With its best showing to date, the state's MNsure exchange signed up more than 85,000 people for private coverage during the open enrollment period that concluded on Sunday.

The tally announced Monday exceeds a goal in MNsure's budget of 83,000 enrollees by year's end. It's also more than 40 percent ahead of last year's open.

Republican critics noted, however, that MNsure remains far shy of original projections that suggested 450,000 people would buy private plans through the exchange by 2016.

It's not clear whether MNsure will still exceed the enrollment goal by December, since sign-up tallies at the end of open enrollment typically decline over the year.

"This is a significant increase in the number of people who are signing up for coverage relative to last year," said Cynthia Cox, a researcher with the California-based Kaiser Family Foundation.

"Minnesota premiums have increased, so there might [have been] more people looking for financial assistance," Cox said. Another possible factor, she said, is "the increased penalty for people who go without health insurance."

Minnesota launched the MNsure exchange in 2013 to implement the federal Affordable Care Act, which requires almost all Americans to have health insurance or pay a tax penalty. It's an option for the roughly 300,000 state residents who buy private coverage on their own, outside of employer groups and government programs.

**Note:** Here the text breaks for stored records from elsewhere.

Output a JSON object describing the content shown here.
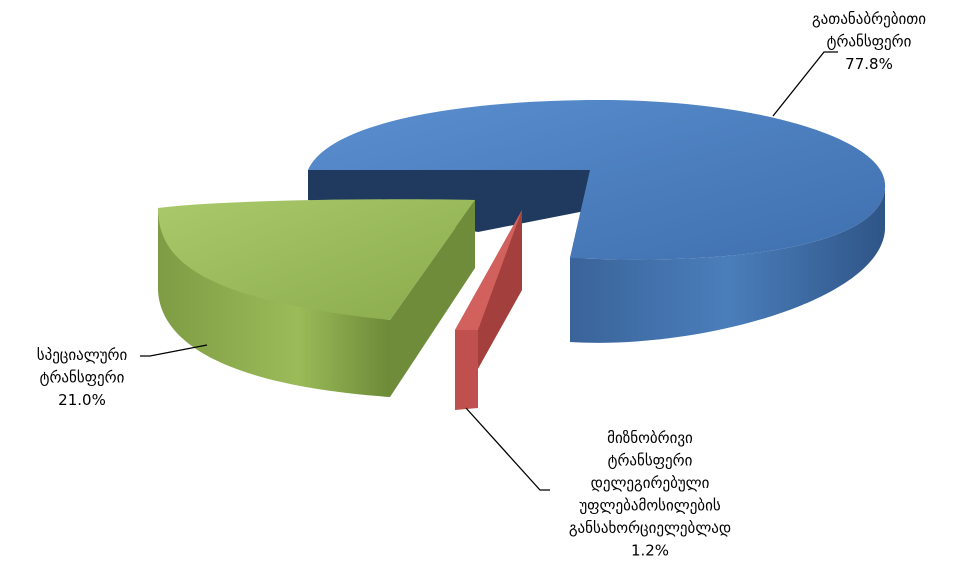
{
  "chart_data": {
    "type": "pie",
    "title": "",
    "series": [
      {
        "name": "",
        "labels": [
          "გათანაბრებითი ტრანსფერი",
          "სპეციალური ტრანსფერი",
          "მიზნობრივი ტრანსფერი დელეგირებული უფლებამოსილების განსახორციელებლად"
        ],
        "values": [
          77.8,
          21.0,
          1.2
        ]
      }
    ],
    "slices": [
      {
        "label_lines": [
          "გათანაბრებითი",
          "ტრანსფერი"
        ],
        "value": 77.8,
        "value_label": "77.8%",
        "color": "#4a7ebb",
        "exploded": false
      },
      {
        "label_lines": [
          "სპეციალური",
          "ტრანსფერი"
        ],
        "value": 21.0,
        "value_label": "21.0%",
        "color": "#9bbb59",
        "exploded": true
      },
      {
        "label_lines": [
          "მიზნობრივი",
          "ტრანსფერი",
          "დელეგირებული",
          "უფლებამოსილების",
          "განსახორციელებლად"
        ],
        "value": 1.2,
        "value_label": "1.2%",
        "color": "#c0504d",
        "exploded": true
      }
    ],
    "legend": "none",
    "style": "3d-exploded"
  }
}
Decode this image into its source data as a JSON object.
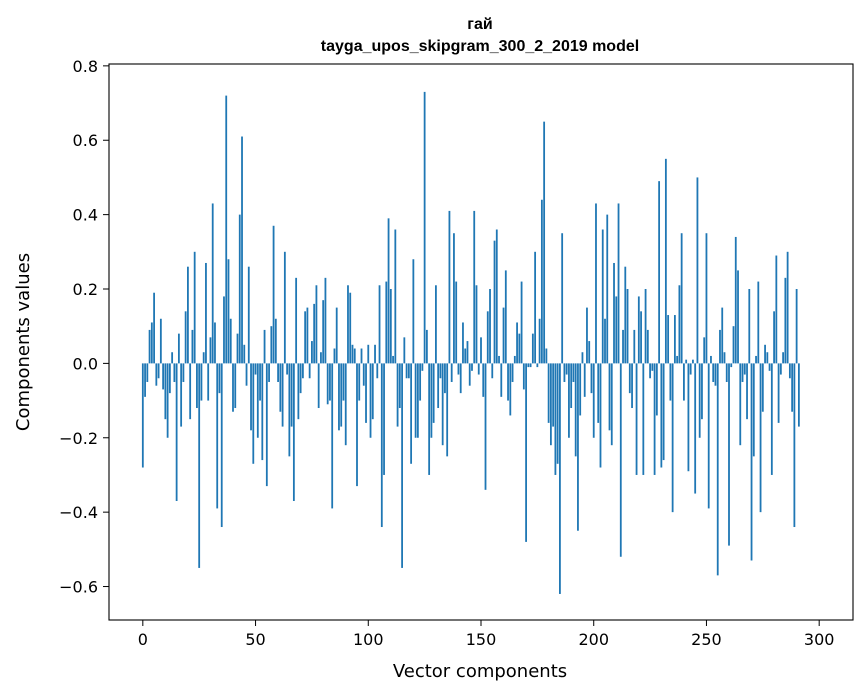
{
  "chart_data": {
    "type": "bar",
    "title_line1": "гай",
    "title_line2": "tayga_upos_skipgram_300_2_2019 model",
    "xlabel": "Vector components",
    "ylabel": "Components values",
    "xlim": [
      -15,
      315
    ],
    "ylim": [
      -0.69,
      0.805
    ],
    "x_ticks": [
      0,
      50,
      100,
      150,
      200,
      250,
      300
    ],
    "x_tick_labels": [
      "0",
      "50",
      "100",
      "150",
      "200",
      "250",
      "300"
    ],
    "y_ticks": [
      -0.6,
      -0.4,
      -0.2,
      0.0,
      0.2,
      0.4,
      0.6,
      0.8
    ],
    "y_tick_labels": [
      "−0.6",
      "−0.4",
      "−0.2",
      "0.0",
      "0.2",
      "0.4",
      "0.6",
      "0.8"
    ],
    "bar_color": "#1f77b4",
    "grid": false,
    "values": [
      -0.28,
      -0.09,
      -0.05,
      0.09,
      0.11,
      0.19,
      -0.06,
      -0.04,
      0.12,
      -0.07,
      -0.15,
      -0.2,
      -0.08,
      0.03,
      -0.05,
      -0.37,
      0.08,
      -0.17,
      -0.05,
      0.14,
      0.26,
      -0.15,
      0.09,
      0.3,
      -0.12,
      -0.55,
      -0.1,
      0.03,
      0.27,
      -0.1,
      0.07,
      0.43,
      0.11,
      -0.39,
      -0.08,
      -0.44,
      0.18,
      0.72,
      0.28,
      0.12,
      -0.13,
      -0.12,
      0.08,
      0.4,
      0.61,
      0.05,
      -0.06,
      0.26,
      -0.18,
      -0.27,
      -0.03,
      -0.2,
      -0.1,
      -0.26,
      0.09,
      -0.33,
      -0.05,
      0.1,
      0.37,
      0.12,
      -0.05,
      -0.13,
      -0.17,
      0.3,
      -0.03,
      -0.25,
      -0.17,
      -0.37,
      0.23,
      -0.15,
      -0.08,
      -0.04,
      0.14,
      0.15,
      -0.04,
      0.06,
      0.16,
      0.21,
      -0.12,
      0.03,
      0.17,
      0.23,
      -0.11,
      -0.1,
      -0.39,
      0.04,
      0.15,
      -0.18,
      -0.17,
      -0.1,
      -0.22,
      0.21,
      0.19,
      0.05,
      0.04,
      -0.33,
      -0.1,
      0.04,
      -0.06,
      -0.16,
      0.05,
      -0.2,
      -0.15,
      0.05,
      -0.04,
      0.21,
      -0.44,
      -0.3,
      0.22,
      0.39,
      0.2,
      0.02,
      0.36,
      -0.17,
      -0.12,
      -0.55,
      0.07,
      -0.04,
      -0.04,
      -0.27,
      0.28,
      -0.2,
      -0.2,
      -0.1,
      -0.02,
      0.73,
      0.09,
      -0.3,
      -0.2,
      -0.16,
      0.21,
      -0.12,
      -0.04,
      -0.22,
      -0.08,
      -0.25,
      0.41,
      -0.05,
      0.35,
      0.22,
      -0.03,
      -0.08,
      0.11,
      0.04,
      0.06,
      -0.06,
      -0.02,
      0.41,
      0.21,
      -0.03,
      0.07,
      -0.09,
      -0.34,
      0.14,
      0.2,
      -0.04,
      0.33,
      0.36,
      0.02,
      -0.09,
      0.15,
      0.25,
      -0.1,
      -0.14,
      -0.05,
      0.02,
      0.11,
      0.08,
      0.22,
      -0.07,
      -0.48,
      -0.01,
      -0.01,
      0.08,
      0.3,
      -0.01,
      0.12,
      0.44,
      0.65,
      0.04,
      -0.16,
      -0.22,
      -0.17,
      -0.3,
      -0.27,
      -0.62,
      0.35,
      -0.05,
      -0.03,
      -0.2,
      -0.12,
      -0.05,
      -0.25,
      -0.45,
      -0.14,
      0.03,
      -0.09,
      0.15,
      0.06,
      -0.08,
      -0.2,
      0.43,
      -0.16,
      -0.28,
      0.36,
      0.12,
      0.4,
      -0.18,
      -0.22,
      0.27,
      0.18,
      0.43,
      -0.52,
      0.09,
      0.26,
      0.2,
      -0.08,
      -0.12,
      0.09,
      -0.3,
      0.18,
      0.14,
      -0.3,
      0.2,
      0.09,
      -0.04,
      -0.02,
      -0.3,
      -0.14,
      0.49,
      -0.28,
      -0.26,
      0.55,
      0.13,
      -0.1,
      -0.4,
      0.13,
      0.02,
      0.21,
      0.35,
      -0.1,
      0.01,
      -0.29,
      -0.03,
      0.01,
      -0.35,
      0.5,
      -0.2,
      -0.15,
      0.07,
      0.35,
      -0.39,
      0.02,
      -0.05,
      -0.06,
      -0.57,
      0.09,
      0.15,
      0.03,
      -0.05,
      -0.49,
      -0.01,
      0.1,
      0.34,
      0.25,
      -0.22,
      -0.05,
      -0.03,
      -0.15,
      0.2,
      -0.53,
      -0.25,
      0.02,
      0.22,
      -0.4,
      -0.13,
      0.05,
      0.03,
      -0.02,
      -0.3,
      0.14,
      0.29,
      -0.16,
      -0.03,
      0.03,
      0.23,
      0.3,
      -0.04,
      -0.13,
      -0.44,
      0.2,
      -0.17
    ]
  }
}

Technology problems with MNsure's launch in 2013 cut enrollment, as did a lack of federal tax credits for Minnesotans. Subsidies depend on the cost of coverage in a region, so low premiums in parts of Minnesota for 2014 and 2015 limited eligibility for tax credits.

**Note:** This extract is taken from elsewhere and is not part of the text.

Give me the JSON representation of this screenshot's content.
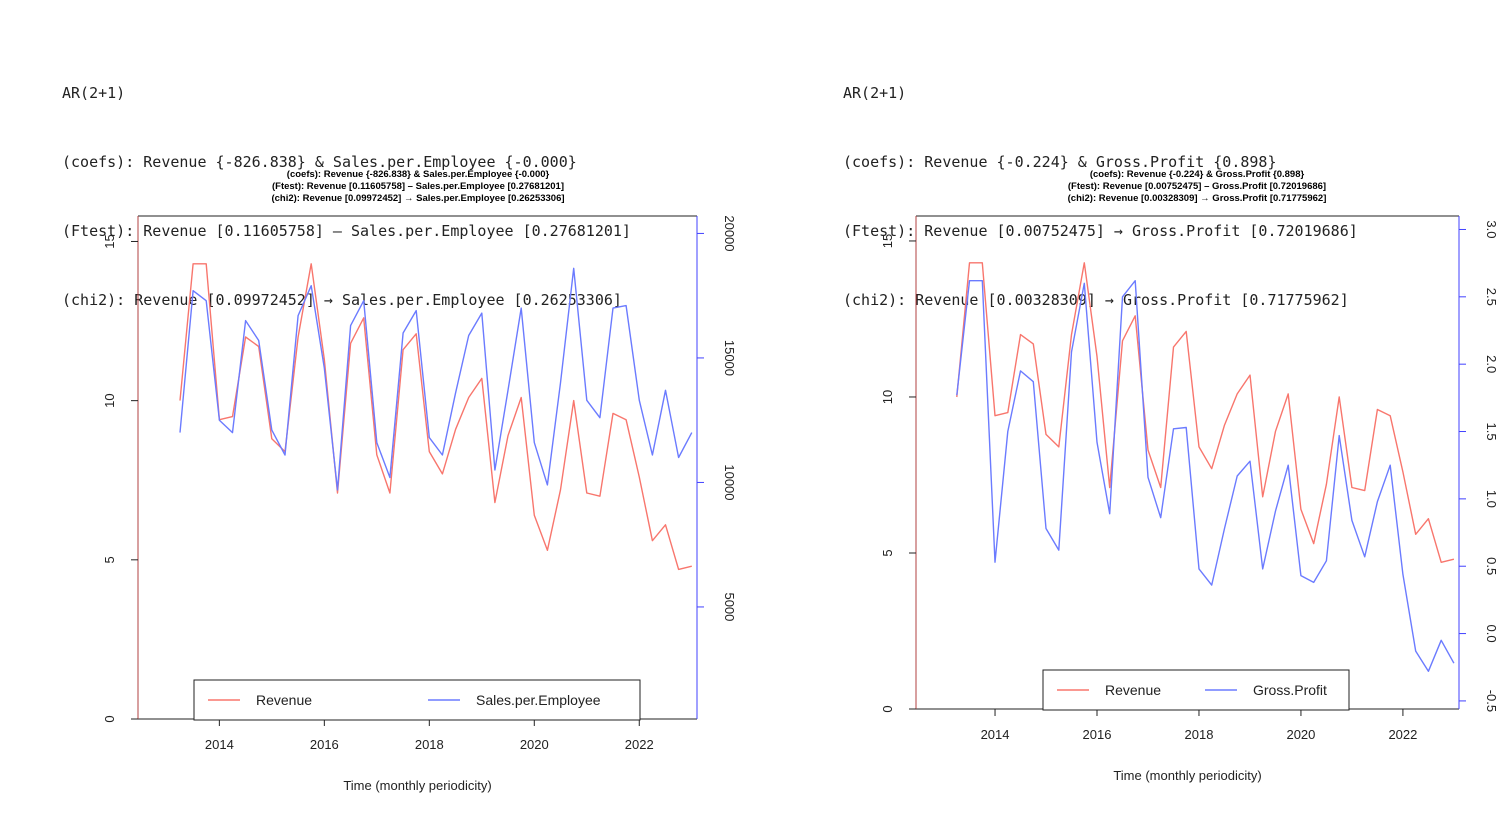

This year, the average premium in the individual market is up 41 percent, so MNsure and insurers expected more people would buy through the exchange and qualify for tax credits.

Allison O'Toole, the MNsure chief executive, credited a statewide network of health insurance navigators and brokers with helping connect more Minnesotans with coverage through the exchange. Those partner organizations had more than 2,000 enrollment events.

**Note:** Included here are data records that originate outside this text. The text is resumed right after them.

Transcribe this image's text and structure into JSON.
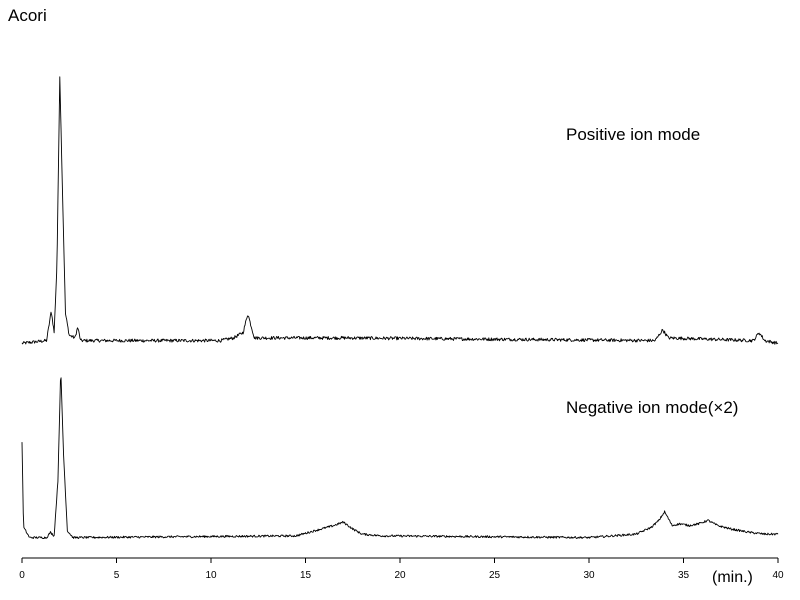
{
  "chart_data": {
    "type": "line",
    "title": "Acori",
    "xlabel": "(min.)",
    "xlim": [
      0,
      40
    ],
    "x_ticks": [
      0,
      5,
      10,
      15,
      20,
      25,
      30,
      35,
      40
    ],
    "x_tick_labels": [
      "0",
      "5",
      "10",
      "15",
      "20",
      "25",
      "30",
      "35",
      "40"
    ],
    "grid": false,
    "legend": "none",
    "series": [
      {
        "name": "Positive ion mode",
        "baseline": 0.02,
        "noise": 0.012,
        "points": [
          [
            0,
            0.01
          ],
          [
            1.3,
            0.02
          ],
          [
            1.55,
            0.13
          ],
          [
            1.7,
            0.05
          ],
          [
            1.85,
            0.3
          ],
          [
            2.0,
            1.0
          ],
          [
            2.15,
            0.55
          ],
          [
            2.3,
            0.12
          ],
          [
            2.5,
            0.04
          ],
          [
            2.8,
            0.03
          ],
          [
            2.95,
            0.07
          ],
          [
            3.1,
            0.02
          ],
          [
            10.5,
            0.02
          ],
          [
            11.2,
            0.03
          ],
          [
            11.7,
            0.05
          ],
          [
            11.95,
            0.12
          ],
          [
            12.1,
            0.08
          ],
          [
            12.3,
            0.03
          ],
          [
            17.0,
            0.03
          ],
          [
            33.5,
            0.02
          ],
          [
            33.9,
            0.06
          ],
          [
            34.2,
            0.03
          ],
          [
            38.7,
            0.02
          ],
          [
            39.0,
            0.05
          ],
          [
            39.3,
            0.02
          ],
          [
            40,
            0.01
          ]
        ]
      },
      {
        "name": "Negative ion mode(×2)",
        "baseline": 0.02,
        "noise": 0.012,
        "points": [
          [
            0,
            0.58
          ],
          [
            0.08,
            0.08
          ],
          [
            0.4,
            0.02
          ],
          [
            1.3,
            0.02
          ],
          [
            1.5,
            0.05
          ],
          [
            1.7,
            0.03
          ],
          [
            1.9,
            0.35
          ],
          [
            2.05,
            1.0
          ],
          [
            2.2,
            0.5
          ],
          [
            2.4,
            0.06
          ],
          [
            2.7,
            0.02
          ],
          [
            14.5,
            0.03
          ],
          [
            15.5,
            0.06
          ],
          [
            16.5,
            0.09
          ],
          [
            17.0,
            0.11
          ],
          [
            17.5,
            0.07
          ],
          [
            18.0,
            0.04
          ],
          [
            19.0,
            0.03
          ],
          [
            30.0,
            0.02
          ],
          [
            32.5,
            0.04
          ],
          [
            33.3,
            0.08
          ],
          [
            33.7,
            0.12
          ],
          [
            34.0,
            0.17
          ],
          [
            34.4,
            0.09
          ],
          [
            34.8,
            0.1
          ],
          [
            35.3,
            0.09
          ],
          [
            35.8,
            0.1
          ],
          [
            36.3,
            0.12
          ],
          [
            36.8,
            0.09
          ],
          [
            37.5,
            0.07
          ],
          [
            38.5,
            0.05
          ],
          [
            39.3,
            0.04
          ],
          [
            40,
            0.04
          ]
        ]
      }
    ]
  }
}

The state's projections in early 2013 for enrollment are no longer the yardstick for measuring MNsure's performance, O'Toole said during a news conference in St. Paul.

"Right out of the gate three years ago, those projections were just flat wrong," she said. "We've worked really hard … to set realistic goals based on our experience, and based on real data, and that's what we do now."

Rep. Greg Davids, R-Preston, said in a statement Monday that MNsure officials have been "constantly moving the goalposts."

"Based on their first two years, it is unlikely that all of the people who applied through MNsure actually will complete enrollment and receive their insurance cards," Davids said.

About 45 percent of those buying through MNsure this year are new to the exchange. That's a higher share than in many other states, said Cox of the Kaiser Family Foundation, but it's difficult to interpret the figure.

Growth could mean more people here left the ranks of the uninsured for coverage. With strong outreach and bigger penalties in 2016 for lacking coverage, more young and healthy people might have been compelled to buy coverage — good signs for the health of the risk pool, Cox said.

But she pointed out that Minnesota has been unusual in having a large share of individuals buying coverage in the "off-exchange" market, where people purchase through brokers or directly from insurers. So, MNsure's gains might reflect that more of those consumers shifted to the government-run marketplace, perhaps to tap tax credits.

MNsure spokesman Shane Delaney said Monday that exchange officials aren't sure where enrollees came from, although the question could be addressed in the coming months by surveys from other groups.

On Monday, MNsure said it didn't have updated information about the age of people buying coverage, or their choices. Earlier reports suggested more older people were signing up for coverage, along with more buying "bronze" plans with high deductibles.